Re: [Regression?] Commit cb4f71c429 deliberately changes order of network interfaces
From: Lennart Sorensen
Date: Thu Aug 25 2016 - 15:40:40 EST
On Thu, Aug 25, 2016 at 09:38:39AM +0200, Ralph Sennhauser wrote:
> I'm also not interested in a never ending thread. It's moot that udev
> can't rename to kernel names sanely and we were sold ep34aj17asz98 as
> the replacement. Or that tearing apart the casing to replace the wifi
> modules with an ethernet one when there are already 5 Gbit ports is not
> a case I care about.
>
> Relying on the order might in theory have flaws but works just fine in
> practice. Thomas Petazzoni, I, OpenWrt / Lede / etc all do so with
> success.
It has worked so far. I expect it to break at some point.
> It's also not a side effect from major changes, so it didn't break by
> accident but as the subject says deliberately.
In this case that is certainly true.
> How exceptional is this exception we are talking about? I mean if it's
> the only place you might want to change it even in 2 years but you
> can't because of the very same rule which was broken here.

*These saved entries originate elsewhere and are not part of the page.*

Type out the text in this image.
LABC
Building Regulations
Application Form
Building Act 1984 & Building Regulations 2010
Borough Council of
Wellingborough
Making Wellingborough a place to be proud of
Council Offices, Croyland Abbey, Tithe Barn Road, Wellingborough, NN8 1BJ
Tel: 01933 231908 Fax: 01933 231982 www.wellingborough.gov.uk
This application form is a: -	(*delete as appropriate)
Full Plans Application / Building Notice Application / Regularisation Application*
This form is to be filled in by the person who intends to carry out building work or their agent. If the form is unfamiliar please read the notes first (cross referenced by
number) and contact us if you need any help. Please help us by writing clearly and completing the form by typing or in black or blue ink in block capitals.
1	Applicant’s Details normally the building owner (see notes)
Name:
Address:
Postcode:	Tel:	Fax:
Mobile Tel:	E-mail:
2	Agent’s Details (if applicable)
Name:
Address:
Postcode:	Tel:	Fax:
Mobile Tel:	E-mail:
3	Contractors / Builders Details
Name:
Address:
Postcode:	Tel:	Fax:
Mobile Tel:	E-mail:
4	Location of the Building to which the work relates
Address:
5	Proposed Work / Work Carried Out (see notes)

I did a quick look at the dts files, and there are quite a few cases
that are not ordered, and I can't find anything in Documentation that
says they should be sorted. It just appears that in most cases people
do sort them, since that just makes sense for finding things and it is
as good an order as any other.
> I think if we were at 4.6-rcX reverting would be an easy call. I know
> it's more difficult to make this call now.
>
> Ltsi is 4.1, longterm is 4.4, so penetration is probably marginal at
> best at this time. From my view the damage caused by a revert would be
> less than the damage that will be caused by the commit if left in but we
> can't wait much much longer until this changes.
Certainly no longterm kernels have this change yet, so it certainly does
seem the impact would be rather minimal. Usually the rule seems to be
"Don't break user space". This did potentially break userspace, so then
the question is whether what user space was doing was considred proper
and something that should expect not to break.
> If you use the ordering by address as main argument for the revert there
> will be nothing to argue about.
If only there was a documented place that had that rule. I can't find it.